999 patients at hospitals A - D differed (p < 0.05) before multivariable adjustment by age, race, witnessed arrest, dispatch-emergency department (ED) time, TTM, coronary angiography, DNR order, and in-hospital death. Rates of death and CPC ≤ 2 were worse in Hospital A (82.8%, 10%, respectively) compared to others (69.1%, 14.1%). After multivariable adjustment, Hospital A performed angiography less compared to B (OR = 0.17) and was more likely to initiate new DNR status than B (OR = 2.9), C (OR = 16.1), or D (OR = 3.6). CPC ≤ 2 were worse in Hospital A compared to B (OR = 0.27) and D (OR = 0.35). After sensitivity analysis, CPC ≤ 2 odds did not differ for A versus B (OR = 0.58, adjusted for angiography) or D (OR = 0.65, adjusted for DNR). Odds of death, despite angiography and DNR differences, were worse in Hospital A compared to B (OR = 1.87) and D (OR = 1.81).

CONCLUSION

Differing rates of DNR and coronary angiography was associated with observed disparities in favorable neurologic outcome, but not death, between four Detroit hospitals.

摘要

目的

确定四家底特律医院之间院外心脏骤停(OHCA)复苏后管理和结果是否存在差异。

简介

OHCA 的治疗/结果存在显著差异。

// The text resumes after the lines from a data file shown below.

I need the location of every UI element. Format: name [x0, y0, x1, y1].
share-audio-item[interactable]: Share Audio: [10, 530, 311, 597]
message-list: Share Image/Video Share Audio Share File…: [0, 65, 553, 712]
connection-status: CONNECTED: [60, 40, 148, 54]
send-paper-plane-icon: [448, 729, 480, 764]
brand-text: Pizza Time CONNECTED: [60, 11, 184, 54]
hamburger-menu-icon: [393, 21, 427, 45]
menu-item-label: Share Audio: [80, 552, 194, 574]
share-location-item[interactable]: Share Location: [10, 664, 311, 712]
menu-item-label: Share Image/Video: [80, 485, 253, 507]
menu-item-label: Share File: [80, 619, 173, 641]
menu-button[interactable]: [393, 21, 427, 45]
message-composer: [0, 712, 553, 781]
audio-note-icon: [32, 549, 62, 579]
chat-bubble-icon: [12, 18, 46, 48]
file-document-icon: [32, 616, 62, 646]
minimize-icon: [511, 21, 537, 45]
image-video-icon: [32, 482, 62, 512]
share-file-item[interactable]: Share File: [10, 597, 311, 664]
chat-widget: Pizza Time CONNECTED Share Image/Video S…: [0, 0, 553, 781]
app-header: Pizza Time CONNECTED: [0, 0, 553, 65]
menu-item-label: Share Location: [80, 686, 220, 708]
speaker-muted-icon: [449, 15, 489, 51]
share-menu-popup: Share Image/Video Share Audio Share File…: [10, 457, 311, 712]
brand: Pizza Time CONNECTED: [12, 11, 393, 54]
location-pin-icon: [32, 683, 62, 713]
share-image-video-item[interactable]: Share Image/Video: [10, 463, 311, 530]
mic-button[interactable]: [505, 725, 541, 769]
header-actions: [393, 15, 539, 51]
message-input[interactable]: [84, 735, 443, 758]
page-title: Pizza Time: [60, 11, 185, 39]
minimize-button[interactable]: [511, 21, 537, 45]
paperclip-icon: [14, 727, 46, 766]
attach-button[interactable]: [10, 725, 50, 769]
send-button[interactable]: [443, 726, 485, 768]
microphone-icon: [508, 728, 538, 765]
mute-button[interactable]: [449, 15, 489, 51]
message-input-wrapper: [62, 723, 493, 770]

服务于类似人群的医院之间的差异尚不清楚。

方法

从 2014 年 1 月至 2019 年 12 月,从底特律心脏骤停登记处(DCAR)收集了 OHCA 回顾性数据。对四家医院的两种治疗方法(血管造影术、不复苏(DNR))和两种结果(脑功能分类(CPC)≤2、院内死亡)进行了比较。在有和没有冠状动脉造影术和 DNR 状态的情况下,对死亡和 CPC 模型进行了测试。

结果

在多变量调整之前,A-D 医院的 999 名患者在年龄、种族、目击性骤停、调度-急诊部(ED)时间、TTM、冠状动脉造影术、DNR 顺序和院内死亡方面存在差异(p<0.05)。与其他医院相比,医院 A 的死亡率(82.8%,10%)和 CPC≤2 的发生率(分别为 10%)更差。在多变量调整后,与 B 相比,A 医院进行血管造影术的可能性较小(OR=0.17),并且比 B(OR=2.9)、C(OR=16.1)或 D(OR=3.6)更有可能开始新的 DNR 状态。与 B(OR=0.27)和 D(OR=0.35)相比,A 医院的 CPC≤2 结果更差。在敏感性分析中,尽管存在血管造影术和 DNR 差异,但 A 与 B(OR=0.58,调整血管造影术)或 D(OR=0.65,调整 DNR)的 CPC≤2 几率无差异。与 B(OR=1.87)和 D(OR=1.81)相比,尽管进行了血管造影术和 DNR 治疗,但 A 医院的死亡率更高。

结论

DNR 和冠状动脉造影术的不同比率与四家底特律医院之间观察到的有利神经结果差异相关,但与死亡无关。